Last week saw the headlines dominated by varying degrees of bluntness and shock-factor taglines regarding the death of Robin Williams. While many merely stated the facts, the harsh reality of his suicide was viciously publicised by the likes of Alan Brazil’s blunt remarks live on BBC radio, and by various tabloid headlines drawing attention to the wrong details – the how, and not the why. The morning after Williams’ death emerged, social media newsfeeds everywhere were overwhelmingly littered with tributes, messages and statements referring to his most celebrated roles, declarations of sadness, and references to lines such as ‘Oh Captain, my Captain’(Dead Poets’ Society), being used by people I never would have tabbed as die-hard film fans or critics. This global reaction only cemented the general feeling of loss that was felt the world over by fans of Williams, yet also due to the nature of his death, it was felt by many more – from those who merely appreciated his films and were able to say ‘yes, he’s very good’, to those who have personal experiences with depression, suicide, and mental illness.
As heartfelt as the quotes and tributes to Robin Williams are, and as much as they are wonderful homage to his talents, none of those characters would have existed as they do without the mind behind them. To say that nobody knows what's going on inside another's head is as huge an understatement as Williams is a loss to the film world. I think the only good thing that can come out of this tragedy is that it has made more people aware of and more understanding of how destructive mental health issues can be.
The decision for the pop-up event managing company ‘Happenings’ in Dublin to screen two of Williams’ films at such short notice on the announcement of his death was exactly the kind of active reaction that these situations call for. This is ‘happening’ all the time. Once it has happened, there is nothing anyone can do about it, let alone change about it. Instead of focusing on the negative and shocking elements of his death, the screenings celebrated the actor and his talents in the only way that seemed fit. There were speeches from the mental health charities Pieta House and Headstrong before each film began, calling out for a more open-minded approach to dealing with mental health, which purely by addressing the huge crowd of people gathered together in such a situation succeeded in drawing attention to the universality of these issues, and the importance of coming together to deal with them.
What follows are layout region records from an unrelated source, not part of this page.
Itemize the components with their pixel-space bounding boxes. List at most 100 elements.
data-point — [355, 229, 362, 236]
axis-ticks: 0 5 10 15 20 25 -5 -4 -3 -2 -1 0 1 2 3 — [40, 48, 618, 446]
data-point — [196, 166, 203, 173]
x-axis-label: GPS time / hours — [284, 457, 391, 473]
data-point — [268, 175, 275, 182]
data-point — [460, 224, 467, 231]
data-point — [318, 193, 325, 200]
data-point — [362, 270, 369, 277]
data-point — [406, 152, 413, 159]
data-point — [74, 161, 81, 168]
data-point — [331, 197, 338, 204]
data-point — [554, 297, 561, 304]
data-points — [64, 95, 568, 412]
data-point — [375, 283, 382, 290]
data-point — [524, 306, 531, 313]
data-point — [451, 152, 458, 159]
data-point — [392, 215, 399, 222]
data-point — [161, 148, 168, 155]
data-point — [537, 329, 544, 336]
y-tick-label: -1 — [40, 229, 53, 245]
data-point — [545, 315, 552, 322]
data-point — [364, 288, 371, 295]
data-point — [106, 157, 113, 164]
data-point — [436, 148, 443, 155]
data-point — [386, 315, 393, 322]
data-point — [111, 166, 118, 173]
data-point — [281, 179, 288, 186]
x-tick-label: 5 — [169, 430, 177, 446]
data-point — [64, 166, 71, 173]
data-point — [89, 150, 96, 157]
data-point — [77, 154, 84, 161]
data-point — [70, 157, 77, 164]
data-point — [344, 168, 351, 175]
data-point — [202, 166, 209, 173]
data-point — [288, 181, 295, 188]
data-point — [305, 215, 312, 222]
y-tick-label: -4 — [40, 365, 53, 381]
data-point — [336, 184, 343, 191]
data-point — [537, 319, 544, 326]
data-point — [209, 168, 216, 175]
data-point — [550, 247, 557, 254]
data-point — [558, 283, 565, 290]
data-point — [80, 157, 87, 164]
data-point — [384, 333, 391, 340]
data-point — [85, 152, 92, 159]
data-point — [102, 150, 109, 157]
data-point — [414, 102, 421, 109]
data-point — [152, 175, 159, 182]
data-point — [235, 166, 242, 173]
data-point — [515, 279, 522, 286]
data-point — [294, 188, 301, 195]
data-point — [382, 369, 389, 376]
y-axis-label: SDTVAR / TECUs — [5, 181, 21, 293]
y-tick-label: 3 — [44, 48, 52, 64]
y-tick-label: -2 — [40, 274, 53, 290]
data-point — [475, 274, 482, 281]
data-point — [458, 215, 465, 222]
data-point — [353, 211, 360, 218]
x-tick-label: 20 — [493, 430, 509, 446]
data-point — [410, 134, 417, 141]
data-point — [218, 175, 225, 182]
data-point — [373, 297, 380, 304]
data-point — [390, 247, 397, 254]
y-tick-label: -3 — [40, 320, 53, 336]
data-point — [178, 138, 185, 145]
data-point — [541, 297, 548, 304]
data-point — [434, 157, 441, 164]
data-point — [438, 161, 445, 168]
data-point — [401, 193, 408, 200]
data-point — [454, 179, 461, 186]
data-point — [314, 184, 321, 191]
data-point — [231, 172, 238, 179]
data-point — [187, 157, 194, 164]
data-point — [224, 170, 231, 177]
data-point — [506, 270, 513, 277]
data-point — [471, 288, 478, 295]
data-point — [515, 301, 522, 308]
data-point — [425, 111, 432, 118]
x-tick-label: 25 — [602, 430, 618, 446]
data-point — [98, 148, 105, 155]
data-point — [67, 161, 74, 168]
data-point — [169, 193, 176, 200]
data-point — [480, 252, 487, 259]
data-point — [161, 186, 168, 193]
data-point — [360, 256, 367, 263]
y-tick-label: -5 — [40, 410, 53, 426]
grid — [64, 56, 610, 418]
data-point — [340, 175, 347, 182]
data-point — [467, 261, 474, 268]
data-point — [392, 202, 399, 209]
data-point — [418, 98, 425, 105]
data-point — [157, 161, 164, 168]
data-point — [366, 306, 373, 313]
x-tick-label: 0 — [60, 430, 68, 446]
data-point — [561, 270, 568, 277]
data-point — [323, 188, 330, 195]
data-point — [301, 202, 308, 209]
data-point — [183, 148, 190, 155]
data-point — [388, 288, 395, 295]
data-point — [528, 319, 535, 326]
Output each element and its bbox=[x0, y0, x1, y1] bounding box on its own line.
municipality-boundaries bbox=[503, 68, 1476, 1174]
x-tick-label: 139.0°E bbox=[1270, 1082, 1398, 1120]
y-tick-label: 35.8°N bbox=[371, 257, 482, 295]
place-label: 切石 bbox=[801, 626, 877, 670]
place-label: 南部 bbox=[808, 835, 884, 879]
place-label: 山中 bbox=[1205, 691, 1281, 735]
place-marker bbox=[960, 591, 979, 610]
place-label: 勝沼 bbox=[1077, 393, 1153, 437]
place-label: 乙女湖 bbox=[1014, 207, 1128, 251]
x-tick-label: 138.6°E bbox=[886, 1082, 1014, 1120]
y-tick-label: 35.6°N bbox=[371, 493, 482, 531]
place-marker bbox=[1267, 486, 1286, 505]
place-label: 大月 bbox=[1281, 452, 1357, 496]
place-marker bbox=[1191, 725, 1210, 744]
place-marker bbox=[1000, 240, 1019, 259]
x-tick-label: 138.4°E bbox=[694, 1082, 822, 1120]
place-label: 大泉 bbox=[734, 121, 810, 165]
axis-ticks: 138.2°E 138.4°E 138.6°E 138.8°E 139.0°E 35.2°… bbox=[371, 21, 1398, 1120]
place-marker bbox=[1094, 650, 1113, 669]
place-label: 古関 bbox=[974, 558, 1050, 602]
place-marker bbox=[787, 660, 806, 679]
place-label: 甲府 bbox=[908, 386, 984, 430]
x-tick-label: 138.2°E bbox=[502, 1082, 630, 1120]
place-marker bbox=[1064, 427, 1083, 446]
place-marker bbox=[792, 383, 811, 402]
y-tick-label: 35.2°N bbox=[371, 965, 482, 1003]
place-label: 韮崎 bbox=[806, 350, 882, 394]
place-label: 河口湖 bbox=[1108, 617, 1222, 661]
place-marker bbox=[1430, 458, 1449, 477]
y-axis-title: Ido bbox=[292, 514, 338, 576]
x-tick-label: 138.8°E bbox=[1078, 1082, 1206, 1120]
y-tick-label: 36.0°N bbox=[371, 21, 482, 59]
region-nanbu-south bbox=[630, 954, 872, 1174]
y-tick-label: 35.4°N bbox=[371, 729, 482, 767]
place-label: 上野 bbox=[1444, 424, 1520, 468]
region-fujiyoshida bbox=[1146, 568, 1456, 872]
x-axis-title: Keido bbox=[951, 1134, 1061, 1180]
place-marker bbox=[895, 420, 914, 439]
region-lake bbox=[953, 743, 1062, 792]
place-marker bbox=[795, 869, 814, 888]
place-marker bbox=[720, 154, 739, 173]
The two screenings of ‘Dead Poets’ Society’ on Thursday 14th, and ‘Good Will Hunting’ on Saturday 17th, I felt were a beautiful way to celebrate just one life that affected millions of people. It was a strange feeling, sitting there and knowing that many of the people surrounding you had also grown up watching films such a ‘Jumanji’. ‘Mrs. Doubtfire’. ‘Patch Adams’, and ‘Flubber’, to name but a few. Even stranger was to consider the confusing sense of communal loss that was felt at Williams’ death – none of us had known him, yet his life, work and struggles had touched so many people and were so relatable, that it felt almost as if we had.
Although something may be in your head, some worry that you can’t quite pin down (or don’t want to), there is no way for anyone else to know about it or be able to help if you do not talk. Talking is funny sometimes, because it is really the only medium humans have of communicating what is in their heads, and often you can say things without realising you’re thinking them. Sometimes, you start to talk and things come out that you don’t even realise are in there. This is why it’s so important. If you don’t know exactly what is bothering you, or how you could possibly solve something, or how to deal with a certain event, even just explaining your situation to somebody can often make the road seem a bit clearer. Once the gate is opened and the thoughts come through, they are finallyfinally out there, and you can see them for what they really are, instead of a jumbled mush of worries and unknown anxiety that seems impossible to solve. However cheesy it may sound, talking is literally the best beginning to recovery from any sort of mental illness.
It takes a huge leap of faith to put your trust in someone and open up about things, and sometimes faith is exactly what you lack in tough times. Knowing yourself and your limits is key, and there is no quick fix. It's an ongoing thing, something that just needs to be accepted as part of life instead of boxed into a doctor's office never to be spoken about again. But it's something I feel extremely strongly about and which needs as much support as it can get from the outside, if it's to have any effect whatsoever to anyone's trouble on the inside. Robin Williams’ death is a tragedy that cannot be changed or altered – it has happened, and while tributes and sadness are a natural and fitting way to pay homage to him, the only positive thing that can come from it now is awareness, acceptance, and the encouragement to Just Talk.